Во-первых, теперь он мог с уверенностью подтвердить, что сине-зеленая глина, в которой был найден флорентийский образец, связана с ледником, покрывавшим этот регион 8000 лет назад, ближе к концу последней ледниковой эпохи. Кроме того, не было найдено никаких признаков необычной геологической активности, которая могла бы свидетельствовать о суперплюме, выносившем материал глубоко из-под поверхности. Он закончил тем, что на основании данных полевых исследований все возможные альтернативы метеоритной теории можно смело похоронить.

Крис с самого начала скептически относился к метеоритной теории и по своему характеру с большой осторожностью делал какие-либо твердые выводы. Тот факт, что теперь он не мог найти правдоподобной альтернативы нашей гипотезе, имел для меня большое значение. Окинув комнату взглядом, я увидел, что все согласно кивают. Это был метеорит.

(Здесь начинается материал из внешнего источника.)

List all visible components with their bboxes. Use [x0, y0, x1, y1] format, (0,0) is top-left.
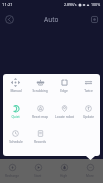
button[interactable]: Scrubbing — [28, 77, 52, 93]
staticText: Twice — [84, 89, 93, 93]
button[interactable]: Quiet — [3, 103, 28, 119]
button[interactable]: Manual — [3, 77, 28, 93]
staticText: Locate robot — [55, 115, 74, 119]
staticText: Edge — [60, 89, 68, 93]
staticText: Records — [34, 140, 46, 144]
staticText: 2.89K/s — [64, 2, 77, 7]
staticText: Scrubbing — [32, 89, 48, 93]
button[interactable]: Recharge — [0, 159, 25, 183]
staticText: Manual — [10, 89, 22, 93]
staticText: Auto — [44, 15, 59, 24]
staticText: More — [86, 174, 94, 178]
button[interactable]: Twice — [76, 77, 100, 93]
button[interactable]: Records — [28, 128, 52, 144]
button[interactable]: High — [51, 159, 77, 183]
staticText: High — [60, 174, 68, 178]
button[interactable]: Locate robot — [52, 103, 76, 119]
staticText: Update — [83, 115, 94, 119]
button[interactable]: Edge — [52, 77, 76, 93]
button[interactable]: Schedule — [3, 128, 28, 144]
staticText: Quiet — [11, 115, 20, 119]
button[interactable]: Start — [25, 159, 51, 183]
button[interactable]: More — [77, 159, 103, 183]
staticText: 11:21 — [2, 2, 13, 8]
staticText: Recharge — [5, 174, 20, 178]
button[interactable]: Reset map — [28, 103, 52, 119]
staticText: Reset map — [32, 115, 48, 119]
staticText: Start — [34, 174, 42, 178]
button[interactable]: Back — [2, 12, 16, 26]
button[interactable]: Update — [76, 103, 100, 119]
button[interactable]: Settings — [87, 12, 101, 26]
staticText: 100% — [91, 2, 101, 7]
staticText: Schedule — [9, 140, 23, 144]
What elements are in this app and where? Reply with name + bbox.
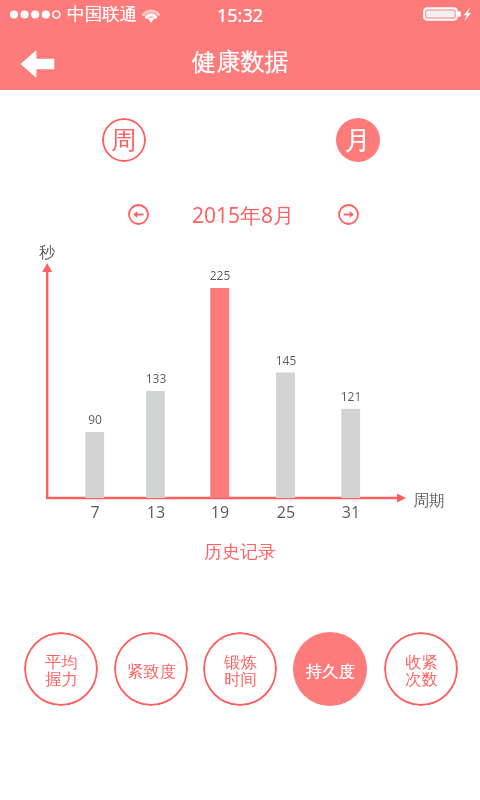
staticText: 历史记录 bbox=[140, 541, 340, 564]
staticText: 13 bbox=[131, 501, 181, 523]
button[interactable]: 月 bbox=[336, 118, 380, 162]
staticText: 锻炼 时间 bbox=[224, 652, 257, 690]
staticText: 145 bbox=[261, 352, 311, 368]
staticText: 31 bbox=[326, 501, 376, 523]
staticText: 健康数据 bbox=[192, 47, 289, 77]
staticText: 90 bbox=[70, 411, 120, 427]
staticText: 周期 bbox=[413, 491, 445, 511]
staticText: 秒 bbox=[39, 243, 55, 263]
staticText: 收紧 次数 bbox=[405, 652, 438, 690]
staticText: 225 bbox=[195, 267, 245, 283]
button[interactable]: 平均 握力 bbox=[24, 632, 98, 706]
staticText: 133 bbox=[131, 370, 181, 386]
button[interactable]: 收紧 次数 bbox=[384, 632, 458, 706]
button[interactable]: 周 bbox=[102, 118, 146, 162]
staticText: 25 bbox=[261, 501, 311, 523]
staticText: 紧致度 bbox=[127, 661, 176, 682]
staticText: 月 bbox=[345, 124, 371, 156]
staticText: 周 bbox=[111, 124, 137, 156]
button[interactable]: Next month bbox=[338, 204, 359, 225]
staticText: 2015年8月 bbox=[143, 201, 343, 230]
staticText: 持久度 bbox=[306, 661, 355, 682]
button[interactable]: 持久度 bbox=[293, 632, 367, 706]
staticText: 平均 握力 bbox=[45, 652, 78, 690]
button[interactable]: Back bbox=[14, 44, 62, 84]
staticText: 19 bbox=[195, 501, 245, 523]
staticText: 15:32 bbox=[217, 3, 264, 28]
staticText: 121 bbox=[326, 388, 376, 404]
staticText: 7 bbox=[70, 501, 120, 523]
button[interactable]: 锻炼 时间 bbox=[203, 632, 277, 706]
staticText: 中国联通 bbox=[67, 3, 137, 25]
button[interactable]: 紧致度 bbox=[114, 632, 188, 706]
button[interactable]: Previous month bbox=[128, 204, 149, 225]
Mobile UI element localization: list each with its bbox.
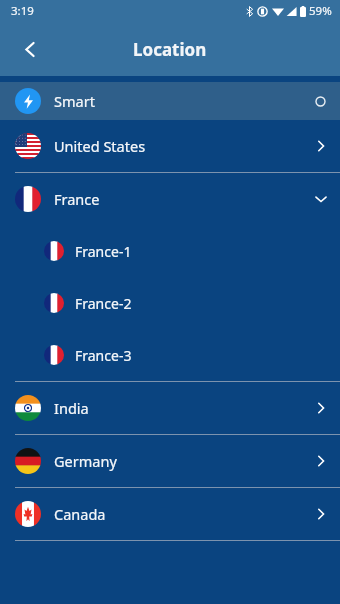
staticText: France-3: [75, 346, 132, 365]
staticText: France-2: [75, 294, 132, 313]
staticText: 59%: [309, 3, 332, 19]
button[interactable]: France-2: [0, 277, 340, 329]
button[interactable]: Back: [10, 29, 50, 69]
button[interactable]: France-3: [0, 329, 340, 381]
button[interactable]: Germany: [0, 435, 340, 487]
button[interactable]: Smart: [0, 82, 340, 120]
button[interactable]: France: [0, 173, 340, 225]
staticText: Canada: [54, 504, 314, 524]
staticText: France: [54, 189, 314, 209]
staticText: 3:19: [11, 3, 34, 19]
button[interactable]: France-1: [0, 225, 340, 277]
staticText: Germany: [54, 451, 314, 471]
button[interactable]: India: [0, 382, 340, 434]
staticText: India: [54, 398, 314, 418]
staticText: France-1: [75, 242, 132, 261]
staticText: United States: [54, 136, 314, 156]
staticText: Smart: [54, 91, 315, 111]
button[interactable]: Canada: [0, 488, 340, 540]
button[interactable]: United States: [0, 120, 340, 172]
staticText: Location: [133, 38, 207, 61]
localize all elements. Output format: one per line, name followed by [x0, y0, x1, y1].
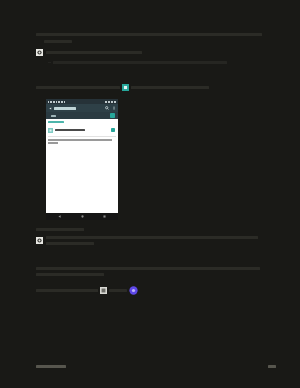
button[interactable]: Back — [58, 215, 61, 218]
button[interactable]: Bluetooth on — [110, 113, 115, 118]
button[interactable]: Search — [105, 106, 109, 110]
button[interactable]: Back — [48, 106, 53, 111]
button[interactable]: Back — [46, 99, 118, 220]
button[interactable]: Recent apps — [103, 215, 106, 218]
button[interactable]: More options — [112, 106, 116, 110]
button[interactable]: Device settings — [46, 126, 118, 134]
button[interactable]: Device settings — [111, 128, 115, 132]
button[interactable]: Home — [81, 215, 84, 218]
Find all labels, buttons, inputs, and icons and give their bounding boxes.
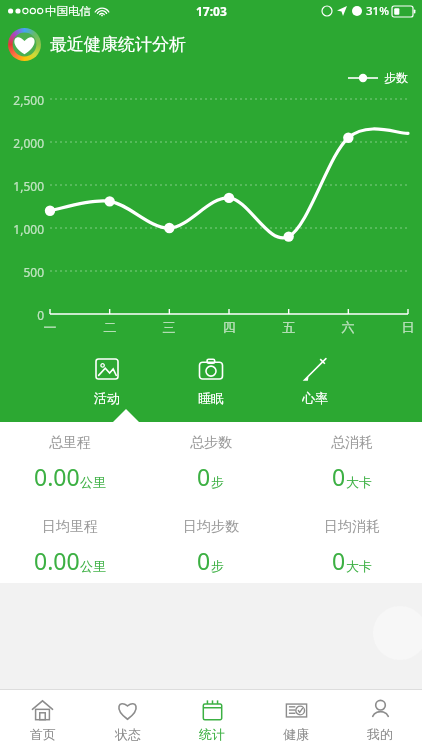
staticText: 我的 — [367, 726, 393, 742]
button[interactable]: 状态 — [85, 690, 170, 750]
staticText: 2,500 — [0, 92, 44, 108]
staticText: 步 — [211, 558, 224, 574]
staticText: 1,500 — [0, 178, 44, 194]
button[interactable]: 总消耗 — [281, 434, 422, 492]
staticText: 0.00 — [34, 461, 80, 492]
staticText: 中国电信 — [45, 4, 91, 18]
staticText: 六 — [338, 319, 358, 335]
button[interactable]: 首页 — [0, 690, 85, 750]
button[interactable]: 日均步数 — [140, 518, 281, 576]
staticText: 状态 — [115, 726, 141, 742]
staticText: 大卡 — [346, 558, 372, 574]
staticText: 0 — [332, 545, 346, 576]
staticText: 最近健康统计分析 — [50, 34, 186, 55]
button[interactable]: 总步数 — [140, 434, 281, 492]
staticText: 首页 — [30, 726, 56, 742]
staticText: 三 — [159, 319, 179, 335]
button[interactable]: 日均消耗 — [281, 518, 422, 576]
staticText: 健康 — [283, 726, 309, 742]
staticText: 日均里程 — [42, 518, 98, 536]
button[interactable]: 统计 — [170, 690, 254, 750]
staticText: 总里程 — [49, 434, 91, 452]
staticText: 1,000 — [0, 221, 44, 237]
staticText: 日均消耗 — [324, 518, 380, 536]
staticText: 0 — [332, 461, 346, 492]
staticText: 步数 — [384, 70, 408, 85]
staticText: 17:03 — [196, 3, 227, 19]
button[interactable]: 心率 — [284, 356, 346, 406]
staticText: 大卡 — [346, 474, 372, 490]
staticText: 活动 — [94, 390, 120, 406]
staticText: 步 — [211, 474, 224, 490]
staticText: 二 — [100, 319, 120, 335]
staticText: 0.00 — [34, 545, 80, 576]
staticText: 一 — [40, 319, 60, 335]
staticText: 0 — [197, 461, 211, 492]
button[interactable]: 总里程 — [0, 434, 140, 492]
staticText: 日均步数 — [183, 518, 239, 536]
staticText: 五 — [279, 319, 299, 335]
staticText: 0 — [197, 545, 211, 576]
button[interactable]: 健康 — [254, 690, 338, 750]
staticText: 0 — [0, 307, 44, 323]
staticText: 500 — [0, 264, 44, 280]
button[interactable]: 活动 — [76, 356, 138, 406]
staticText: 总消耗 — [331, 434, 373, 452]
staticText: 统计 — [199, 726, 225, 742]
button[interactable]: 睡眠 — [180, 356, 242, 406]
staticText: 日 — [398, 319, 418, 335]
staticText: 睡眠 — [198, 390, 224, 406]
staticText: 公里 — [80, 558, 106, 574]
staticText: 总步数 — [190, 434, 232, 452]
button[interactable]: 我的 — [338, 690, 422, 750]
staticText: 心率 — [302, 390, 328, 406]
staticText: 31% — [366, 3, 389, 19]
button[interactable]: 日均里程 — [0, 518, 140, 576]
staticText: 2,000 — [0, 135, 44, 151]
staticText: 四 — [219, 319, 239, 335]
staticText: 公里 — [80, 474, 106, 490]
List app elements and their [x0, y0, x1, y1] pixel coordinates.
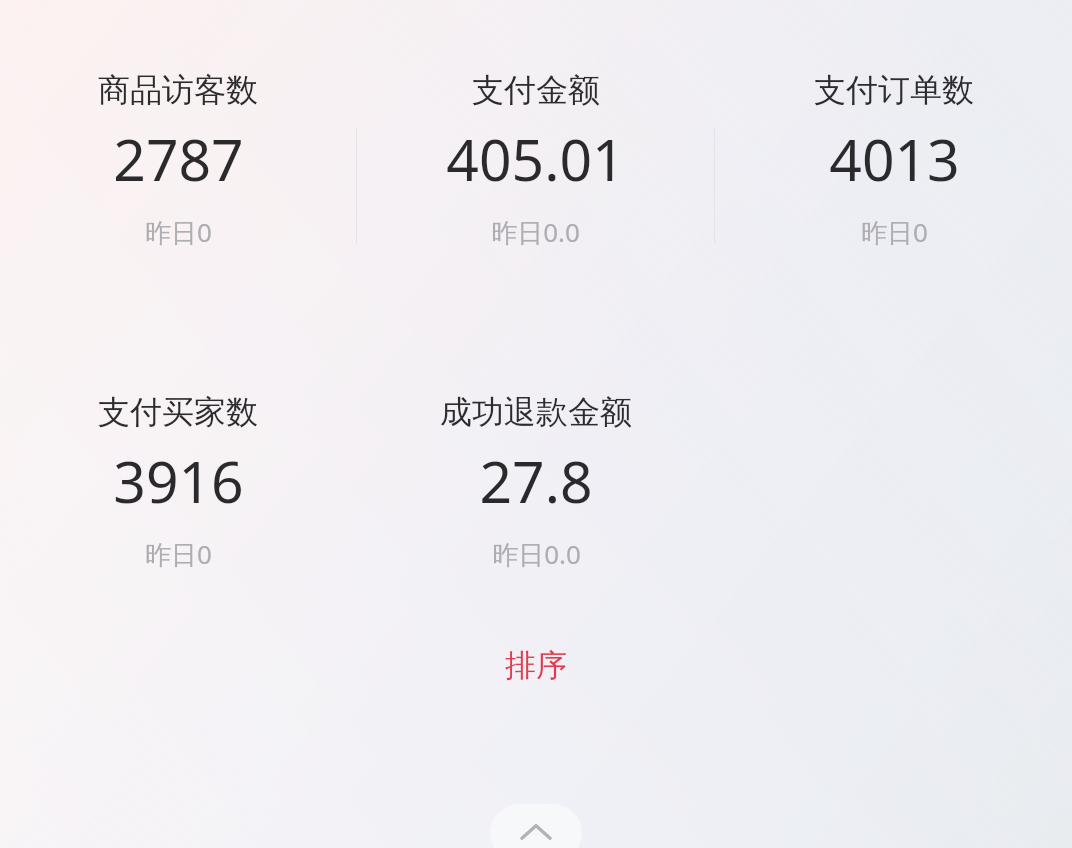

Я не знал Криса лично до того, как пригласил в экспедицию, и в основном полагался на рекомендацию его бывшего принстонского научного руководителя Линкольна Холлистера. Проведя с Крисом две недели в полевых условиях, я пришел к выводу, что он великолепный ученый, с особым талантом к изобретению правдоподобных геологических сценариев для объяснения множества явлений. Решение добавить его в нашу команду окупилось сторицей.

Когда Крис закончил свою презентацию, наступила очередь Гленна и Луки сообщить о результатах наших раскопок, шлихования и лабораторных исследований. Мы скачали все сделанные ими фотографии самых “интересных” зерен на iPad, который пустили по кругу, чтобы дать всем возможность внимательно рассмотреть изображения. Зерна, пронумерованные от 1 до 120, имели размер от долей миллиметра до нескольких миллиметров.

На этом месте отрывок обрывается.